It was a day of joy, sorrow and diplomatic drama in the Middle East. Chief reporter Dan Boffey was in “hostages square” in Tel Aviv as the final hostages who were kidnapped on 7 October were released. As news broke out that the first seven hostages were safe, cheers erupted throughout the crowd.
Boffey tells Lucy Hough about the final hostages and what their release means to people. One person in the square told him: “Israel is a place where Jews are meant to be safe, and if these people didn’t come home, then what is the point of Israel?”

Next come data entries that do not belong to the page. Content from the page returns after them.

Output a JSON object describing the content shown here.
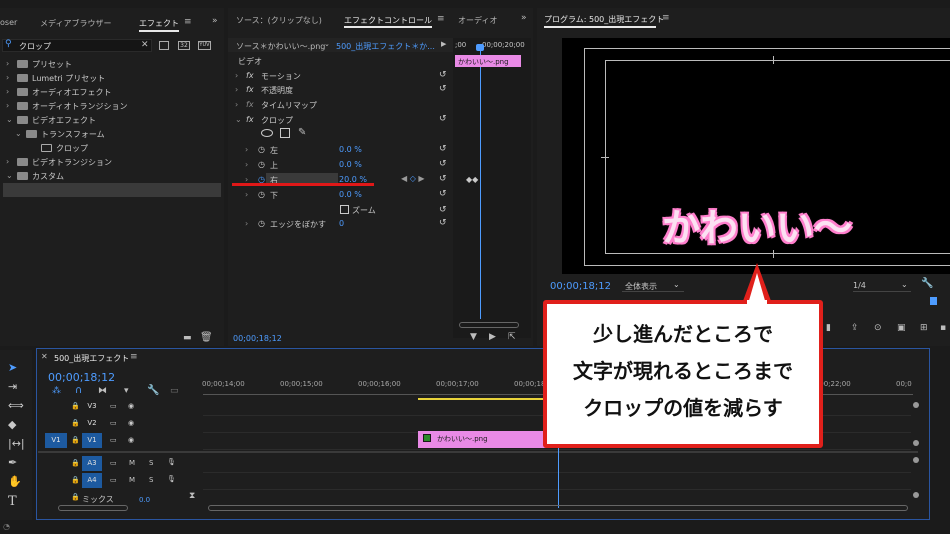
{
  "effects_panel": {
    "tabs": [
      "oser",
      "メディアブラウザー",
      "エフェクト",
      "≡"
    ],
    "active_tab": "エフェクト",
    "search_value": "クロップ",
    "tree": [
      {
        "label": "プリセット",
        "level": 0
      },
      {
        "label": "Lumetri プリセット",
        "level": 0
      },
      {
        "label": "オーディオエフェクト",
        "level": 0
      },
      {
        "label": "オーディオトランジション",
        "level": 0
      },
      {
        "label": "ビデオエフェクト",
        "level": 0
      },
      {
        "label": "トランスフォーム",
        "level": 1
      },
      {
        "label": "クロップ",
        "level": 2
      },
      {
        "label": "ビデオトランジション",
        "level": 0
      },
      {
        "label": "カスタム",
        "level": 0
      },
      {
        "label": "クロップ",
        "level": 1
      }
    ]
  },
  "effect_controls": {
    "tabs": [
      "ソース：(クリップなし)",
      "エフェクトコントロール",
      "≡",
      "オーディオ"
    ],
    "source_label": "ソース＊かわいい～.png",
    "sequence_label": "500_出現エフェクト＊か...",
    "ruler_times": [
      ";00",
      "00;00;20;00"
    ],
    "clip_label": "かわいい～.png",
    "section": "ビデオ",
    "effects": [
      "モーション",
      "不透明度",
      "タイムリマップ",
      "クロップ"
    ],
    "params": [
      {
        "name": "左",
        "value": "0.0 %"
      },
      {
        "name": "上",
        "value": "0.0 %"
      },
      {
        "name": "右",
        "value": "20.0 %"
      },
      {
        "name": "下",
        "value": "0.0 %"
      }
    ],
    "zoom_label": "ズーム",
    "feather_label": "エッジをぼかす",
    "feather_value": "0",
    "timecode": "00;00;18;12"
  },
  "program": {
    "title": "プログラム: 500_出現エフェクト",
    "menu_icon": "≡",
    "overlay_text": "かわいい〜",
    "timecode": "00;00;18;12",
    "fit_label": "全体表示",
    "resolution": "1/4"
  },
  "timeline": {
    "sequence_name": "500_出現エフェクト",
    "menu_icon": "≡",
    "timecode": "00;00;18;12",
    "ruler": [
      "00;00;14;00",
      "00;00;15;00",
      "00;00;16;00",
      "00;00;17;00",
      "00;00;18;0",
      "00;00;22;00",
      "00;0"
    ],
    "tracks": [
      {
        "name": "V3",
        "source": ""
      },
      {
        "name": "V2",
        "source": ""
      },
      {
        "name": "V1",
        "source": "V1"
      },
      {
        "name": "A3",
        "source": ""
      },
      {
        "name": "A4",
        "source": ""
      }
    ],
    "mix_label": "ミックス",
    "mix_value": "0.0",
    "clip_label": "かわいい～.png",
    "mute": "M",
    "solo": "S"
  },
  "callout": {
    "lines": [
      "少し進んだところで",
      "文字が現れるところまで",
      "クロップの値を減らす"
    ],
    "color": "#e0201b"
  },
  "colors": {
    "accent": "#4e9cff",
    "clip": "#e98ae6",
    "highlight": "#e01818"
  }
}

Trump had flown into Israel to give a speech at the Israeli parliament, the Knesset. There he was lauded by Benjamin Netanyahu and cheered by the crowds in hostages square. International security correspondent Jason Burke says: “It’s pretty clear that nothing would have happened in the last few weeks had Trump not really decided it was going to happen and was going lean very heavily on Netanyahu.” He tells Hough about the talks in Egypt that Trump continued on to and why so many world leaders had amassed there.
Reporter Will Christou, meanwhile, was in Ramallah in the West Bank, with families waiting for loved ones to be released from Israeli prisons. He explains the joy there was mixed with sorrow, however, as some who expected family members to be released were told they were being sent to Gaza instead. For many, however, the ceasefire at least allowed a break in the suffering of the last two years. “I think people appreciate the chance to breathe, and they’ve needed that over the past two years,” he says.